The United States has not had a perfect past. From slavery to the Trail of Tears and Japanese internment camps, there have been errors in our history that we can’t erase. In naming streets, cities and states, our history is reflected back on us – both the best and worst of it. But there are aspects of history that celebrate our wrongdoings rather than criticize them, and that includes GW’s mascot.
The name Colonials is an example of celebrating the colonization of Native Americans and slave ownership. As GW comes to terms with its past and enters a new presidential era with University President Thomas LeBlanc, who has placed a focus on improving inclusion on campus, it’s time to change the Colonial to the unofficial mascot – the Hippo.
With the Colonial as our mascot, we are implicitly supporting colonization, not just in sports games, but in any school event where the mascot appears. Some students might not realize it, but colonials come from a racist part of America’s history. Colonialism in the U.S. and across the globe has a long history of cultural oppression and violence toward native people. By using that mascot, we ignore the historical tragedies that colonialism started. LeBlanc said earlier this year that the spread of a racist snapchat “has clearly signaled that racial tension at the University needs to be confronted.” In order to move forward, we can’t have a mascot that represents the genocide of Native Americans and the violence that slaves faced.
Students and staff can argue that cheering for the Colonials, or being in the Colonial Army – the name of our fan squad – isn’t the same thing as cheering for colonization. But for international students – who made up 10.8 percent of the student body in 2016 and may face colonization in their own countries – this isn’t a fan squad, but rather, a reality they face back home.

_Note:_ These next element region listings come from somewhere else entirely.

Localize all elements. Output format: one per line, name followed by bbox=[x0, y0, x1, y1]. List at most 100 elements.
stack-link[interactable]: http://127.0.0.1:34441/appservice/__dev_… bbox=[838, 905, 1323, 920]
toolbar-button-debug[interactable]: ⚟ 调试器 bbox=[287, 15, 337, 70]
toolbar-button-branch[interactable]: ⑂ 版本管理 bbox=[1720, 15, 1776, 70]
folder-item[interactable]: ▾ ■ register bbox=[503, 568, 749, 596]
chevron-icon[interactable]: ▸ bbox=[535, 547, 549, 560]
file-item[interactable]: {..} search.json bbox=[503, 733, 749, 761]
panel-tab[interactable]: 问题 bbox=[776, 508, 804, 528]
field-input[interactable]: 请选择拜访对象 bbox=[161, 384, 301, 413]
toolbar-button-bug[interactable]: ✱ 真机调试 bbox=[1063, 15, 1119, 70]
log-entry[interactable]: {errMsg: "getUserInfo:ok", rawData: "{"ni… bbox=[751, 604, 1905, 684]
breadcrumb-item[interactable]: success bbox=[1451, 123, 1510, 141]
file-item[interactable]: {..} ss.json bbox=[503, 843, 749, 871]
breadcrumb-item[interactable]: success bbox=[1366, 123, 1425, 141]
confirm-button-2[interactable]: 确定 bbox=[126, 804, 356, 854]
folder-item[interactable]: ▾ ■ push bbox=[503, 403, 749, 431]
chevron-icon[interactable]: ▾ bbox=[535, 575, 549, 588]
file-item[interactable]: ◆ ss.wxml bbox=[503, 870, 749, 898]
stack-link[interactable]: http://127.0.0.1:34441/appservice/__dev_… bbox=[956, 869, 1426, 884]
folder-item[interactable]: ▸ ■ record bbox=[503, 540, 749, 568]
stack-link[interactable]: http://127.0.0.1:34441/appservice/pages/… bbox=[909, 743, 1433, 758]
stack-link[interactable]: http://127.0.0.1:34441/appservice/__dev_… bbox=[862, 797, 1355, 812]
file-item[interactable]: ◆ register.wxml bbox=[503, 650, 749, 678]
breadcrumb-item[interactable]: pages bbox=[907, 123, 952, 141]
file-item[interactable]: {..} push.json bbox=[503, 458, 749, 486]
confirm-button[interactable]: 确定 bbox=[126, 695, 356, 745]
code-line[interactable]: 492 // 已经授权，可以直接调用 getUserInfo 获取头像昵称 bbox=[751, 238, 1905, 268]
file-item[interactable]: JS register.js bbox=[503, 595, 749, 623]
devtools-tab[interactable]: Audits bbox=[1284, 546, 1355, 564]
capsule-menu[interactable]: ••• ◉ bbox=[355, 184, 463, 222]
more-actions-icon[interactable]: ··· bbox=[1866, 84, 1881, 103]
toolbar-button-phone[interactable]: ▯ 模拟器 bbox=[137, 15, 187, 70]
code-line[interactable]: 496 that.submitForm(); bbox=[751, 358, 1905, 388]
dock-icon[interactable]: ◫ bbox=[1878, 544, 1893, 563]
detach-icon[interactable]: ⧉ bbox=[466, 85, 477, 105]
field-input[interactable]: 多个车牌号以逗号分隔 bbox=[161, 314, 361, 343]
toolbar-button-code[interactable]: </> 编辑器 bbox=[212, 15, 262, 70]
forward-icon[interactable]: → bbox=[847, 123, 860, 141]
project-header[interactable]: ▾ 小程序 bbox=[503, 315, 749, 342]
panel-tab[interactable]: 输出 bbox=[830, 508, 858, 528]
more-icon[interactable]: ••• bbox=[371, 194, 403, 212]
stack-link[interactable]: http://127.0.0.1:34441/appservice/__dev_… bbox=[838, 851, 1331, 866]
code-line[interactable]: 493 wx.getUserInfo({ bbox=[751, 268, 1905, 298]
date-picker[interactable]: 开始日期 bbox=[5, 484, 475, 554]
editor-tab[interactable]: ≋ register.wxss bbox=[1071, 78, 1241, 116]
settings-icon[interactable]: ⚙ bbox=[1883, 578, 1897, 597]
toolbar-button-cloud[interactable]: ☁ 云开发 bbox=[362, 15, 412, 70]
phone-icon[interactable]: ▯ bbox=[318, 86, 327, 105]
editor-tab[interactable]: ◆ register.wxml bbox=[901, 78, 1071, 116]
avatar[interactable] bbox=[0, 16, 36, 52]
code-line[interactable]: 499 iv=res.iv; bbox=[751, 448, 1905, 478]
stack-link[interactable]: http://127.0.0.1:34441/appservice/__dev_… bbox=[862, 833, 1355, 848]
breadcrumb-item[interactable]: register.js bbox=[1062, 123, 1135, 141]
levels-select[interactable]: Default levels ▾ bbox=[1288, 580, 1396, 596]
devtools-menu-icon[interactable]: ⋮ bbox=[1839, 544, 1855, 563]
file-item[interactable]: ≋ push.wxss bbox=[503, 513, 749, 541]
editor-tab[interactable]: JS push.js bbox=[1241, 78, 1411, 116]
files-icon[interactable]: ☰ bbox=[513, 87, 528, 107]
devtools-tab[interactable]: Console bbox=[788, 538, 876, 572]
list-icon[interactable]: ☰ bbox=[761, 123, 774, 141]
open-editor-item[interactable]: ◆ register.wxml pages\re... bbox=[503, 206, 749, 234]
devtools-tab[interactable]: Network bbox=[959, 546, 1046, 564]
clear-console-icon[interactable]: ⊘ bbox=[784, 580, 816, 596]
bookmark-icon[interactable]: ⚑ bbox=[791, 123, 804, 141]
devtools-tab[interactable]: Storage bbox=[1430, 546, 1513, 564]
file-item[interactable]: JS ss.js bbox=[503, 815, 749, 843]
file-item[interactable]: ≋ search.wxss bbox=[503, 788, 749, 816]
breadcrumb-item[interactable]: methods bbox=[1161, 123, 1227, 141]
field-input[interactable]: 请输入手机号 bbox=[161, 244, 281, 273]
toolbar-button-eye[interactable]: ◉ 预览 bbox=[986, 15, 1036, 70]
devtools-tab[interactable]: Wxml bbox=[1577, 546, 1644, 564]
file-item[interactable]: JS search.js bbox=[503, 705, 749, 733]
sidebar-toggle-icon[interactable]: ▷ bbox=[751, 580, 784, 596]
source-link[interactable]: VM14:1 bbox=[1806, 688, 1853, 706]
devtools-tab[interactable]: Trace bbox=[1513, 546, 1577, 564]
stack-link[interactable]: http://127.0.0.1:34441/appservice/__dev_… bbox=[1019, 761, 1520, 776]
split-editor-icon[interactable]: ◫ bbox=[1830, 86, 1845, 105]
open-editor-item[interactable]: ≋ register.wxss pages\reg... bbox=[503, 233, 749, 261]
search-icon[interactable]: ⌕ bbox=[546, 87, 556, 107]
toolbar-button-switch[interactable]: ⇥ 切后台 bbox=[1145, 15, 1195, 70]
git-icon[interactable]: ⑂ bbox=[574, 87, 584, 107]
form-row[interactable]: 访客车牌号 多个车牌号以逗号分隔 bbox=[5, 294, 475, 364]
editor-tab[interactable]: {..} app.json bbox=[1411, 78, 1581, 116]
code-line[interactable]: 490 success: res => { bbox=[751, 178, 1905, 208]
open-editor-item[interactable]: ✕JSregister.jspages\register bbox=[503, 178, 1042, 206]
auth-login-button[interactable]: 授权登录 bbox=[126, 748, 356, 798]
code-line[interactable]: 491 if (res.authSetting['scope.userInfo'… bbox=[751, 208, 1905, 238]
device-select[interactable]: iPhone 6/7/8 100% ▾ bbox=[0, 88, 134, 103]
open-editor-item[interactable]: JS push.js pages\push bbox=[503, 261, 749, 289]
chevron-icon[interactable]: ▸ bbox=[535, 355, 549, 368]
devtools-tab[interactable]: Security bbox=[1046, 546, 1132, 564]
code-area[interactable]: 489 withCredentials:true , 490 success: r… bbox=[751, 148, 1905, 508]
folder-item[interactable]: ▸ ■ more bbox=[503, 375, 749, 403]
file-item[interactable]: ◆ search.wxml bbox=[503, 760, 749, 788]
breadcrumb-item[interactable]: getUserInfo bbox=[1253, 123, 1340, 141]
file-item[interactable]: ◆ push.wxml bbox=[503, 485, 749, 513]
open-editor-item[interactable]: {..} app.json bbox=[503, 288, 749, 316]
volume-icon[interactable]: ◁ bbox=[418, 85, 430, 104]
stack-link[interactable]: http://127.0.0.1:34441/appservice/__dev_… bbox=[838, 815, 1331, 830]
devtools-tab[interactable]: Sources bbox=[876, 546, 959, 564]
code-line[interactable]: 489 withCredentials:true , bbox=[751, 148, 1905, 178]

The lack of property rights on Native American reservations or the disproportionate amount of police brutality against black and brown people shows the inappropriateness of our mascot. The Hippo, GW’s unofficial mascot that stems from former University President Stephen Joel Trachtenberg’s gift to the Class of 2001, is not related to negative connotations and only serves as a fun and adorable symbol. We would also be unique as a school, as there is no other university with a hippo as a mascot and only one high school with it in the U.S.
Changing the Colonial to the Hippo doesn’t mean we have to ignore our roots. The University should keep its name and students can still be proud of being named after the first president. If we publicly recognize the grievances that George Washington committed, like slave ownership and anti-Native American policies, by condemning racism and slavery, we can and should still be connected to George Washington as we separate ourselves from colonials.
When individuals go to events such as the Chinese New Year Parade or the South Asian Heritage Celebration and see our mascot, the disparities in the experiences of white American students and students of color are highlighted. Students of color can especially see the hypocrisy in a Colonial celebrating cultures that survived oppression or were drastically changed due to colonialism. But at Hippo Day, the first celebration of the Hippo in February, the Hippo provided a sense of unity and raised students’ spirits. Hayley Margolis even ran a Student Association Senate campaign this spring that included changing the Colonial to the Hippo.
Changing the mascot to the Hippo wouldn’t be the first mascot change for the University. In 1926, GW changed from the Hatchetites to the Colonials, and the sports opening celebration was called Colonial Invasion until it was changed to Colonial Madness in 2015. This change was due to the negative connotations that Colonial Invasion has of genocide and imperialism. Now it’s time for the mascot to change to stop the trivialization of oppression.
GW would be joining a long list of colleges, like Dartmouth and Stanford universities, both previously the Indians, which changed to be more inclusive. Binghamton University was also dubbed the “Colonials,” but changed to the “Bearcats” in 1999 in order to have a mascot that was “powerful and dignified,” as Binghamton became part of NCAA Division I.
GW has faced issues about its past before. The issue of recognizing grievances can also be seen in the names of buildings, like the Marvin Center and the Confederate statues in campuses around the U.S, like at the University of North Carolina at Chapel Hill. In September, the SA launched an informal task force to examine the names of GW’s buildings. Former University President Cloyd Heck Marvin was a strong supporter of segregation and suppressor of academic freedom, and students have long called for the student center to be renamed. In the same way, changing the mascot to be more welcoming is another way GW can move toward a more inclusive future.
The University is moving on to a new era of acceptance. GW will begin mandatory diversity trainings for students and staff and update the Student Code of Conduct next fall, but there is more they can to do be more inclusive. Changing our mascot is an important step the University can take to create an atmosphere that values the comfort of its students over tradition.
Alejandra Velazquez, a freshman majoring in political science, is a Hatchet columnist.